Social Architects create the understanding, participation and execution of the change; they generate the commitment to principles and values toward the change; they present a shared interpretation of organisational events, teaching people how they are expected to behave; they serve as a control mechanism, rewarding and reinforcing required behaviors to accomplish the change; they provide the context and system of change that brings about commitment from all stakeholders.
Managing Interdependent Relationships
Interdependence occurs when two or more people have power over each because ironically they depend on each other to accomplish their own personal objectives. Social Architects manage up, down, across and outside the organisation - power is achieved by gaining co-operation without formal authority.
Managing relationships is tested by the willingness and ability to deal not just with individuals, but also with human systems comprising of many inherent interdependencies among and between stakeholders throughout an organisation.
The Change Paradox
Social Architects devise systems that help employees manage the inherent paradox between change and stability. Continuity is a process of continuous, but relatively small change efforts. Continuity provides a range of options along the change-stability continuum. The goal is to define the relationship between the past and the present.

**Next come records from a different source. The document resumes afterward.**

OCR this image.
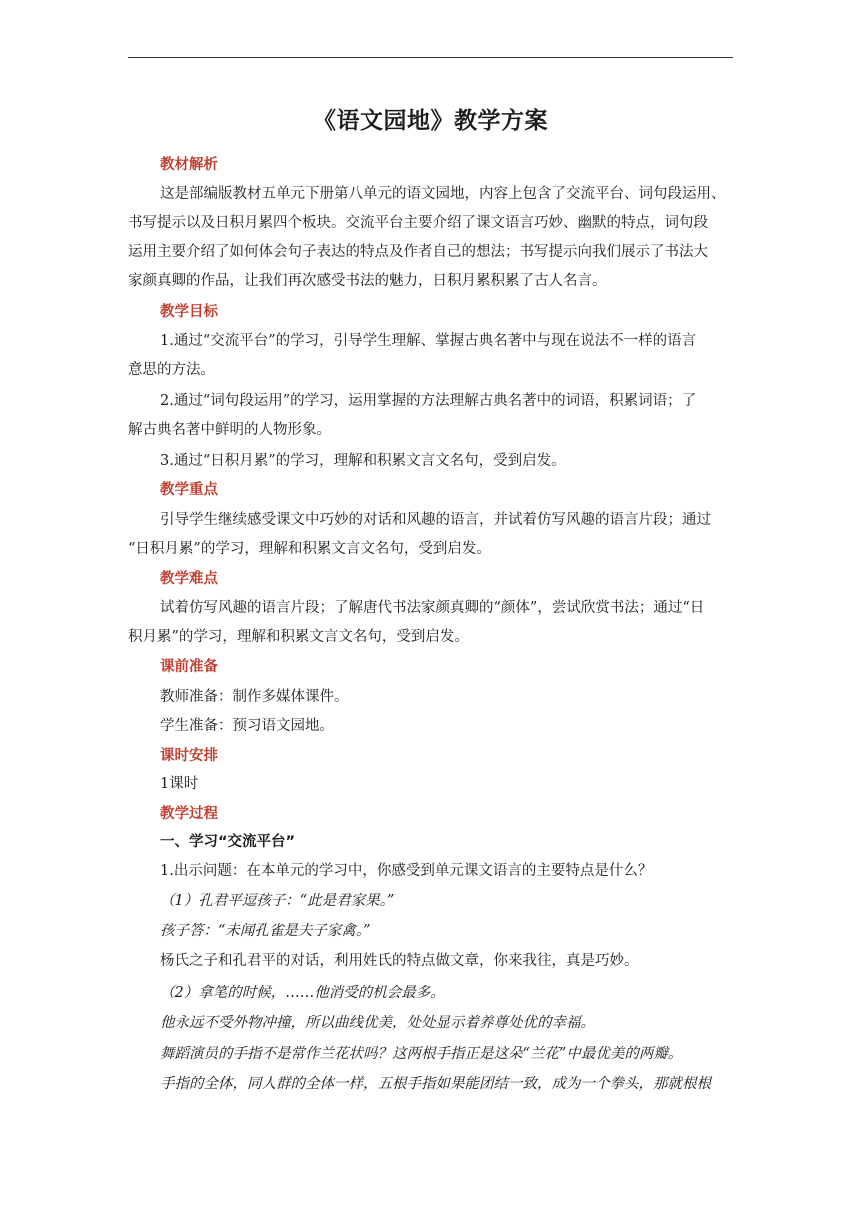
《语文园地》教学方案
教材解析
这是部编版教材五单元下册第八单元的语文园地，内容上包含了交流平台、词句段运用、
书写提示以及日积月累四个板块。交流平台主要介绍了课文语言巧妙、幽默的特点，词句段
运用主要介绍了如何体会句子表达的特点及作者自己的想法；书写提示向我们展示了书法大
家颜真卿的作品，让我们再次感受书法的魅力，日积月累积累了古人名言。
教学目标
1.通过“交流平台”的学习，引导学生理解、掌握古典名著中与现在说法不一样的语言
意思的方法。
2.通过“词句段运用”的学习，运用掌握的方法理解古典名著中的词语，积累词语；了
解古典名著中鲜明的人物形象。
3.通过“日积月累”的学习，理解和积累文言文名句，受到启发。
教学重点
引导学生继续感受课文中巧妙的对话和风趣的语言，并试着仿写风趣的语言片段；通过
“日积月累”的学习，理解和积累文言文名句，受到启发。
教学难点
试着仿写风趣的语言片段；了解唐代书法家颜真卿的“颜体”，尝试欣赏书法；通过“日
积月累”的学习，理解和积累文言文名句，受到启发。
课前准备
教师准备：制作多媒体课件。
学生准备：预习语文园地。
课时安排
1课时
教学过程
一、学习“交流平台”
1.出示问题：在本单元的学习中，你感受到单元课文语言的主要特点是什么？
（1）孔君平逗孩子：“此是君家果。”
孩子答：“未闻孔雀是夫子家禽。”
杨氏之子和孔君平的对话，利用姓氏的特点做文章，你来我往，真是巧妙。
（2）拿笔的时候，……他消受的机会最多。
他永远不受外物冲撞，所以曲线优美，处处显示着养尊处优的幸福。
舞蹈演员的手指不是常作兰花状吗？这两根手指正是这朵“兰花”中最优美的两瓣。
手指的全体，同人群的全体一样，五根手指如果能团结一致，成为一个拳头，那就根根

Social Architects move their organisations forward by understanding where they’ve been, where they are and how they got there. Social Architects recognise that long-lasting change starts individually by getting people to understand how they work best and what they need to do to progress the organisation. Continuity begins with a micro-pragmatic view, empowering individuals and then spreads throughout the entire company in an organisational tidal wave.
Conclusion
Executives don’t fit nicely into a box. No executive is a purebred - everyone is a mutt - and they adopt leadership strategies from here, there and everywhere. They use what works for them rather than conforming to a particular theory. Any change in the management process, organisational structure and leadership style must all support the desired end - change.
Words, symbols, communication, recruiting and training don’t go far enough. Beliefs must be changed in order for actions to change. Only then will change occur and take hold. 21st Century Change Agents turn intention into action. It’s not just altering the organisational mission. It’s not just altering the organisational chart. It’s not just altering the human resource systems.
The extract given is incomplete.